Internationalmedia.co.id – News – Sebuah insiden mengejutkan terjadi di Jalan Kapten Tendean, Jakarta Selatan, dini hari tadi. Sebuah truk pengangkut alat berat tersangkut di Jembatan Penyeberangan Orang (JPO), menyebabkan kerusakan parah dan nyaris merobohkan struktur vital tersebut. Sopir truk kini telah diamankan pihak kepolisian untuk dimintai keterangan lebih lanjut terkait insiden ini.
Kasat Lantas Polres Metro Jakarta Selatan, Kompol Mujiyanto, mengonfirmasi kejadian tersebut. Menurutnya, kecelakaan terjadi sekitar pukul 00.30 WIB pada Selasa (14/7/2026). Pihaknya masih mendalami kronologi lengkap insiden ini dengan memeriksa sopir truk. "Sementara sudah ditangani untuk drivernya," ujar Kompol Mujiyanto, seraya menambahkan bahwa fokus utama saat ini adalah penanganan arus lalu lintas di lokasi kejadian.

Laporan terpisah dari Badan Penanggulangan Bencana Daerah (BPBD) Jakarta mengungkapkan dugaan awal penyebab kecelakaan. Diduga, sopir truk dengan nomor polisi B-9077-UFU tersebut lalai karena bermain ponsel saat mengemudi. Keterangan BPBD menyebutkan bahwa sopir tidak memperhitungkan ketinggian maksimal muatan alat berat yang diangkutnya, meskipun sempat melihat keberadaan JPO. "Pengemudi melihat ada JPO namun tanpa disadari pengemudi dalam kondisi fokus pada handphone," tulis BPBD Jakarta.
Akibat kelalaian tersebut, muatan ekskavator yang dibawa truk menghantam bagian JPO dengan keras. Dokumentasi yang diterima Internationalmedia.co.id dari BPBD Jakarta menunjukkan kerusakan yang cukup parah pada JPO. Salah satu tiang penyangga JPO terlihat nyaris ambruk, dan bagian anak tangga tidak dapat digunakan, mengindikasikan dampak tabrakan yang signifikan. "Akibatnya dikarenakan tidak memperhitungkan maximal ketinggian muatan unit yang sedang diangkut menyangkut bagian JPO yang mengakibatkan kondisi JPO rusak cukup parah," tambah BPBD.

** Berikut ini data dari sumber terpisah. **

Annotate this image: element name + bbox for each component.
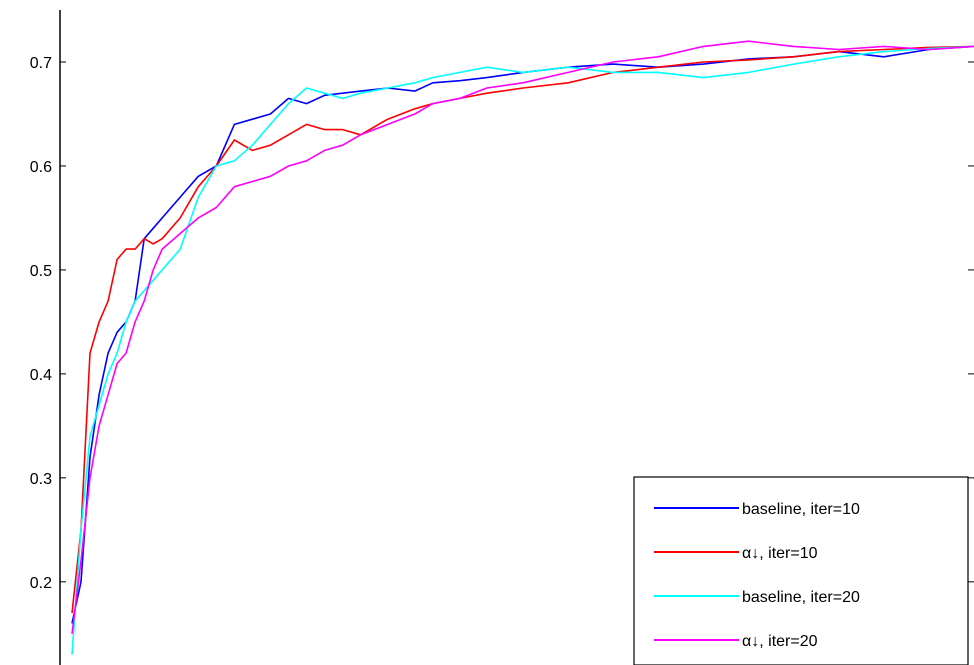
legend-label: baseline, iter=10 [742, 501, 860, 518]
series-line-4 [71, 40, 974, 634]
y-tick-label: 0.5 [30, 263, 52, 280]
legend: baseline, iter=10 α↓, iter=10 baseline, it… [633, 476, 969, 665]
legend-label: α↓, iter=10 [742, 545, 818, 562]
series-line-2 [71, 45, 974, 614]
legend-label: baseline, iter=20 [742, 589, 860, 606]
y-tick-label: 0.7 [30, 55, 52, 72]
plot-area [71, 40, 974, 655]
y-tick-label: 0.4 [30, 367, 52, 384]
legend-label: α↓, iter=20 [742, 633, 818, 650]
y-tick-label: 0.3 [30, 471, 52, 488]
y-tick-label: 0.6 [30, 159, 52, 176]
y-tick-label: 0.2 [30, 575, 52, 592]
series-line-3 [71, 45, 974, 655]
axes: 0.2 0.3 0.4 0.5 0.6 0.7 [30, 10, 974, 665]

Pihak kepolisian masih terus melakukan penyelidikan untuk memastikan seluruh fakta di balik insiden ini dan menentukan langkah hukum selanjutnya. Kejadian ini menjadi pengingat penting akan bahaya kelalaian saat berkendara, terutama bagi pengemudi kendaraan besar dengan muatan khusus yang memerlukan perhitungan cermat.